Drum roll please…ta-da! And, here we are, at step 3. In the big book, step 3 states “Made a conscious decision to turn our will and our lives over to the care of God as we understood Him.” I have enormous respect for Bill W. and the founders of modern recovery. But here is where the path splits off a little for me. I understand from an academic perspective why the step is written to say “…God as we understood Him.” The founders did not want something, anything to be a stumbling block to someone trying to enter the program, and if the word “God” or the concept of Him was going to be a deal-breaker, they wanted to construct an out by using this phrasing. I get it. They were trying to save lives and families from rampant addiction. People still use this wording to keep the concept of “God” at an arms-length. And if they are working their program, and are staying sober, then it is what works for them.
But if we really examine the step and its intent, what do we find?
For me, I could not turn my will and my life over to a “God as I understood Him”. Why? Because God is supposed to be infinite. Our brains, by definition, are finite. If I can understand God, He isn’t God. He might be god (little g) but he isn’t someone I can trust with my life. And he won’t be big enough to handle my willfulness.
So, what then? We come to step 3, and are faced with a decision. Do I trust God enough to hand over control to Him? Am I willing to do so? For someone like me, surrounded by addicts all my life, giving up control was like dying. Or jumping from a ledge and believing there was a soft spot to land somewhere I couldn’t see. It was one of the most difficult and painful parts of recovery. It was the death of my ego and belief that if I just manipulated the variable one last time, this would fix everyone and everything.
As a child, spouse and mother of addicts, I had more arms than an octopus when it came to trying to keep a lid on my family and surroundings. Let me tell you, that idea died a horrible, screaming, piteous death. I had to nearly come to the end of myself to be willing to surrender all to God, even knowing Him as I did. I had only allowed Him a bystander status in my chaotic, pre-recovery life.
If you don’t know God, and you just need to embrace the concept of recovery, start with the “higher power” idea and work from there. Be open and let your “higher power” speak into your life. He knows your name. If God is familiar, but mostly just a passing thought as you try to run the show, as He was in my life, take a breath. Slow down. Ask Him to take charge for a while. Turn it over.

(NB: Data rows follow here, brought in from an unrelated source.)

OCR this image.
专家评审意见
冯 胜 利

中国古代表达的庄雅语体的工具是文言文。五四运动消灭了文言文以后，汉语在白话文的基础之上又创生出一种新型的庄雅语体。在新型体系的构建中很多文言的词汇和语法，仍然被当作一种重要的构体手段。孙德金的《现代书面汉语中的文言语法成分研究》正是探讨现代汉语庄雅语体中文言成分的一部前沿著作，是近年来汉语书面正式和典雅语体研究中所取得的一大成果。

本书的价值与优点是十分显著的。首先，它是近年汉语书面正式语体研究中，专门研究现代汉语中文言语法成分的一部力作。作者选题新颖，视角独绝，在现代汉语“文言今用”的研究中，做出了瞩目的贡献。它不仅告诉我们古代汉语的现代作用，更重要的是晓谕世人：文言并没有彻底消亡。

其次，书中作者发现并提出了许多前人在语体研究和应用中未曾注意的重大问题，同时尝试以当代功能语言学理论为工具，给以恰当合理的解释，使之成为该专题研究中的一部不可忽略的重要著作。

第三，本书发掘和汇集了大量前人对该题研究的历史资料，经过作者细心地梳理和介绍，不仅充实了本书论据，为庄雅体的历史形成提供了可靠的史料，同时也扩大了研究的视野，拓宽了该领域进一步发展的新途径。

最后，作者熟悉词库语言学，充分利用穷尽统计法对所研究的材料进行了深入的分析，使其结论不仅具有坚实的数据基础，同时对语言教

But like an old-timer told me, if you don’t let go of it when you turn it over, you’ll end up upside down. I thought that was pretty funny.
Step 3 is a willingness step. It is the key to the rest of the recovery picture. We will keep returning to this idea. Our egos are strong. They are like zombies, coming back from the dead to try and take over our brains and tell us we don’t need to turn it over to God’s care and control, and that we can do it ourselves. So back we go to our tool box to battle it out. But that’s okay, because that’s what the tools are for. To battle the pre-recovery zombie in all of us.
Much love and, on we go.
The ego zombie! Love it! It feasts on our brain. Apt analogy I think.